Brosseau joined the Mary Little Deere Chapter of the Daughters of the American Revolution in 1895. She organized the Hannah Tracy Grant Chapter and served as its regent. In 1915, she was elected as the State Recording Secretary.

She was appointed by President General Anne Rogers Minor as the Chairwoman of the Ellis Island Committee, focused on improving the conditions of the Ellis Island Immigrant Station. During the Minor administration, Brosseau also served as Chairwoman of the Transportation Committee. In 1923, she was elected Treasurer General.

Brosseau (left) with Mrs. Rhett Goode, Chairman of the Program Committee, in 1927.

Brosseau served as President General of the Daughters of the American Revolution from April 1926 to April 1929. During her presidency, she defended the creation of a "blacklist" of certain speakers by the Massachusetts Society DAR and referred to DAR members who protested the blacklist as "only a few pacifists within our organization who oppose our support of the navy bill." In June 1928, Helen Tufts Bailie was expelled from the DAR for publishing a pamphlet called Our Threatened Heritage, which openly protested the blacklist. She appealed her expulsion but only received one dissenting vote from the congress, over which Brosseau presided.

During her presidency, the national society erected the twelve Madonna of the Trail monuments along the National Old Trails Road. Also during her administration, the Daughters of the American Revolution dedicated a memorial to its four founders, Mary Smith Lockwood, Mary Desha, Ellen Hardin Walworth, and Eugenia Washington, with a sculpture by Gertrude Vanderbilt Whitney at DAR Constitution Hall.

== Personal life ==
Brosseau married Alfred Joseph Brosseau, an automobile businessman, on December 20, 1899. Her husband was the president of the Mack Motor Trucking Company, vice president of the National Automobile Chamber of Commerce, and director of the United States Chamber of Commerce.
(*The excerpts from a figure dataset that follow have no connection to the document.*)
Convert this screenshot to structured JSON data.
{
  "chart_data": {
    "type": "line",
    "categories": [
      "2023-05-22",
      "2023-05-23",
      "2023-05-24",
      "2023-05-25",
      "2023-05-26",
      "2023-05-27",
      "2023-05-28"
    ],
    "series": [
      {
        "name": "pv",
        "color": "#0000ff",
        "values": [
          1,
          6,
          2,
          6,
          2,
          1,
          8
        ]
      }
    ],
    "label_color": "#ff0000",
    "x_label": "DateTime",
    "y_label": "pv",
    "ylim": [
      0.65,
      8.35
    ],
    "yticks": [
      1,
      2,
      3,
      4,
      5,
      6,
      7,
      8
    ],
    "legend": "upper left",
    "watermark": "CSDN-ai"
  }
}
They moved to Kansas City in 1907. They later moved to New York City and then Connecticut. She obtained an uncontested divorce from her husband on October 4, 1930 on the grounds of "intolerable cruelty." Following a hearing in the Connecticut Superior Court, in which Brosseau testified that her husband physically assaulted her and witness testimony was given by Mrs. Wilson Felder, Judge Anthony C. Baldwin granted the divorce. A financial settlement was reached out of court.

She died on April 20, 1959. She was buried in Putnam Cemetery.